At the closing of the offering, the public will own a 33.8% limited partner interest in the Partnership, or an approximately 38.9% limited partner interest in the Partnership if the underwriters exercise their option to purchase additional Common Units in full.

The Partnership is a growth-oriented master limited partnership formed to acquire, own and manage a portfolio of real property interests that the Partnership leases to companies in the wireless communication, outdoor advertising and renewable power generation industries. Headquartered in El Segundo, California, the Partnership's real property interests consist of a diversified portfolio of long-term and perpetual easements, tenant lease assignments and fee simple properties located in 42 states and the District of Columbia, entitling the Partnership to rental payments from leases on approximately 700 tenant sites as of October 13, 2014.

Robert W. Baird & Co. Incorporated, Raymond James & Associates, Inc. and RBC Capital Markets, LLC are serving as joint book-running managers for the initial public offering, and Janney Montgomery Scott LLC is serving as co-manager for the initial public offering. The offering of these securities is being made only by means of a prospectus meeting the requirements of Section 10 of the Securities Act of 1933, as amended. A copy of the final prospectus may be obtained from:

Robert W. Baird & Co. Incorporated Raymond James & Associates, Inc.
Attn: Syndicate Department Attn: Equity Syndicate
777 East Wisconsin Avenue 880 Carillon Parkway
Milwaukee, Wisconsin 53202 St. Petersburg, Florida 33716
Telephone: (800) 792-2473 Telephone: (800) 248-8863
Email: syndicate@rwbaird.com Email: prospectus@raymondjames.com
   
RBC Capital Markets, LLC  
Attn: Equity Syndicate  
Three World Financial Center  
200 Vesey St., 8th Floor  
New York, New York 10281  
Telephone: (877) 822-4089  
Email: equityprospectus@rbccm.com  

A registration statement relating to these securities has been filed with and declared effective by the Securities and Exchange Commission ("SEC"). The registration statement (including the preliminary prospectus) is available on the SEC's website at www.sec.gov. This press release shall not constitute an offer to sell or a solicitation of an offer to buy the securities described above, nor shall there be any sale of these securities in any state or jurisdiction in which such an offer, solicitation or sale would be unlawful prior to registration or qualification under the securities laws of any such state or jurisdiction.

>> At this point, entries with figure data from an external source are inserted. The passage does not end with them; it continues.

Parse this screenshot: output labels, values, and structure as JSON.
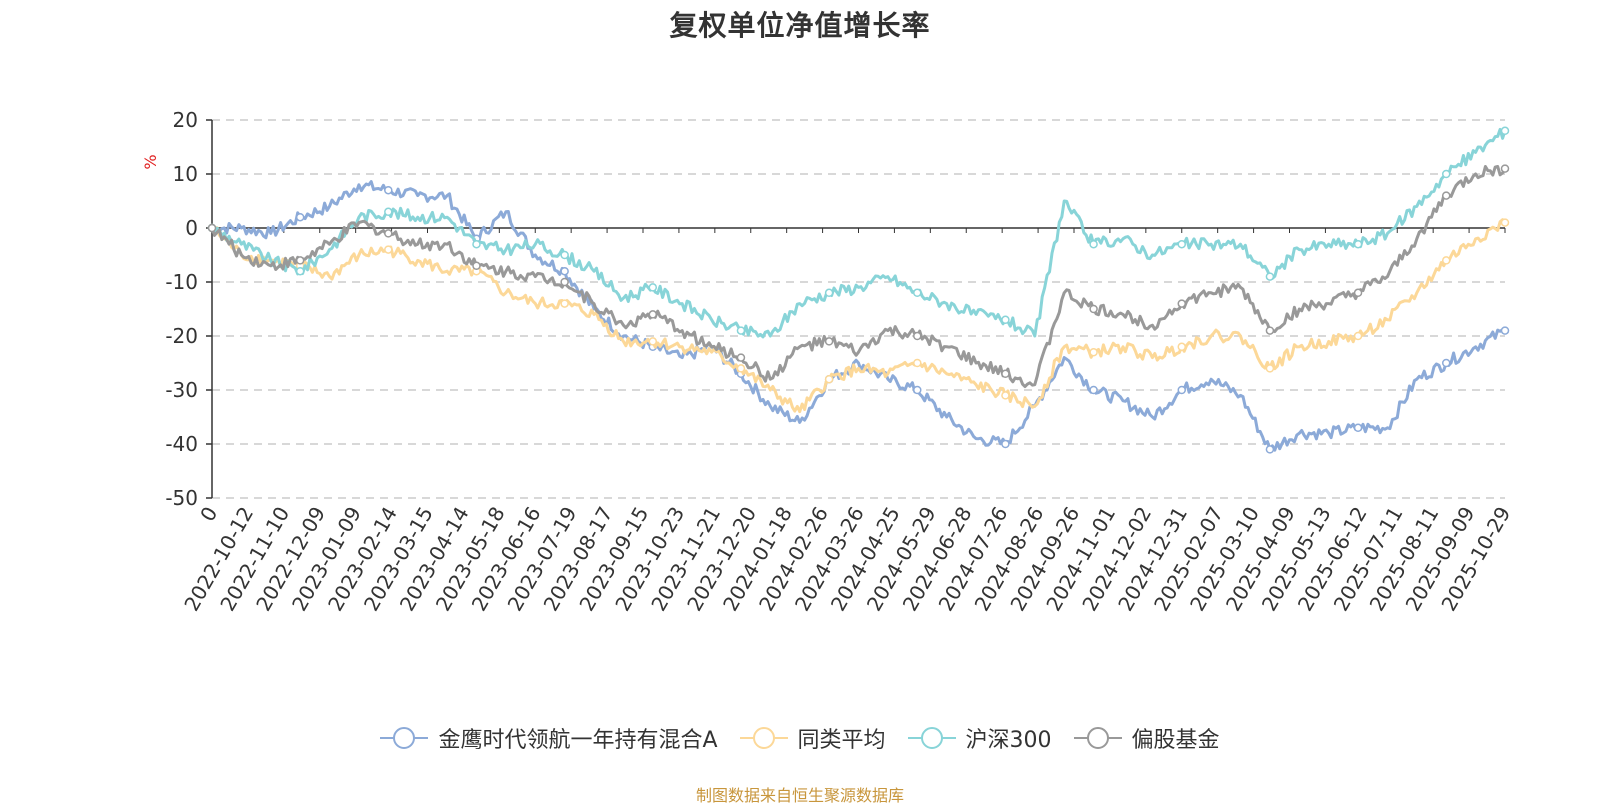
{
  "chart_data": {
    "type": "line",
    "title": "复权单位净值增长率",
    "ylabel": "%",
    "xlabel": "",
    "ylim": [
      -50,
      20
    ],
    "yticks": [
      20,
      10,
      0,
      -10,
      -20,
      -30,
      -40,
      -50
    ],
    "grid": true,
    "legend_position": "bottom",
    "x_tick_labels": [
      "0",
      "2022-10-12",
      "2022-11-10",
      "2022-12-09",
      "2023-01-09",
      "2023-02-14",
      "2023-03-15",
      "2023-04-14",
      "2023-05-18",
      "2023-06-16",
      "2023-07-19",
      "2023-08-17",
      "2023-09-15",
      "2023-10-23",
      "2023-11-21",
      "2023-12-20",
      "2024-01-18",
      "2024-02-26",
      "2024-03-26",
      "2024-04-25",
      "2024-05-29",
      "2024-06-28",
      "2024-07-26",
      "2024-08-26",
      "2024-09-26",
      "2024-11-01",
      "2024-12-02",
      "2024-12-31",
      "2025-02-07",
      "2025-03-10",
      "2025-04-09",
      "2025-05-13",
      "2025-06-12",
      "2025-07-11",
      "2025-08-11",
      "2025-09-09",
      "2025-10-29"
    ],
    "series": [
      {
        "name": "金鹰时代领航一年持有混合A",
        "color": "#8caad8",
        "values": [
          0,
          0,
          -1,
          2,
          4,
          8,
          7,
          6,
          6,
          -2,
          3,
          -5,
          -8,
          -15,
          -20,
          -22,
          -24,
          -22,
          -27,
          -33,
          -36,
          -28,
          -25,
          -28,
          -30,
          -35,
          -39,
          -40,
          -33,
          -24,
          -30,
          -32,
          -35,
          -30,
          -28,
          -31,
          -41,
          -38,
          -38,
          -37,
          -37,
          -28,
          -25,
          -22,
          -19
        ]
      },
      {
        "name": "同类平均",
        "color": "#fcd898",
        "values": [
          0,
          -5,
          -6,
          -7,
          -9,
          -5,
          -4,
          -6,
          -8,
          -8,
          -12,
          -14,
          -14,
          -16,
          -21,
          -21,
          -22,
          -23,
          -26,
          -30,
          -34,
          -28,
          -26,
          -27,
          -25,
          -27,
          -29,
          -31,
          -33,
          -22,
          -23,
          -22,
          -24,
          -22,
          -20,
          -20,
          -26,
          -22,
          -21,
          -20,
          -17,
          -12,
          -6,
          -2,
          1
        ]
      },
      {
        "name": "沪深300",
        "color": "#88d4d8",
        "values": [
          0,
          -3,
          -6,
          -8,
          -4,
          2,
          3,
          2,
          2,
          -3,
          -4,
          -3,
          -5,
          -8,
          -13,
          -11,
          -14,
          -17,
          -19,
          -20,
          -14,
          -12,
          -11,
          -9,
          -12,
          -14,
          -16,
          -17,
          -20,
          5,
          -3,
          -2,
          -5,
          -3,
          -3,
          -3,
          -9,
          -4,
          -3,
          -3,
          -1,
          4,
          10,
          14,
          18
        ]
      },
      {
        "name": "偏股基金",
        "color": "#999999",
        "values": [
          0,
          -5,
          -7,
          -6,
          -3,
          1,
          -1,
          -3,
          -3,
          -7,
          -8,
          -9,
          -10,
          -14,
          -18,
          -16,
          -19,
          -22,
          -24,
          -28,
          -22,
          -21,
          -23,
          -19,
          -20,
          -22,
          -25,
          -27,
          -29,
          -12,
          -15,
          -16,
          -18,
          -14,
          -12,
          -11,
          -19,
          -15,
          -14,
          -12,
          -9,
          -2,
          6,
          10,
          11
        ]
      }
    ]
  },
  "source_note": "制图数据来自恒生聚源数据库"
}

When available, you may also obtain a copy of the final prospectus free of charge, at the SEC's website at www.sec.gov under the Partnership's name "Landmark Infrastructure Partners LP."

Cautionary Note Regarding Forward Looking Statements

Disclosures in this press release contain certain forward-looking statements within the meaning of the federal securities laws. Statements that do not relate strictly to historical or current facts are forward-looking. These statements contain words such as "possible," "if," "will," "expect" and "assuming" and involve risks and uncertainties including, among others that our business plans may change as circumstances warrant and securities of the Partnership may not ultimately be offered to the public because of general market conditions or other factors. Accordingly, readers should not place undue reliance on forward-looking statements as a prediction of actual results. For more information concerning factors that could cause actual results to differ materially from those conveyed in the forward-looking statements, please refer to the "Risk Factors" section of the prospectus included in the registration statement, in the form last filed with the SEC. None of the Partnership, Landmark Dividend LLC or the underwriters undertake any obligation to update or revise such forward-looking statements to reflect events or circumstances that occur, or of which the Partnership, Landmark Dividend LLC or the underwriters become aware, after the date hereof, unless required by law.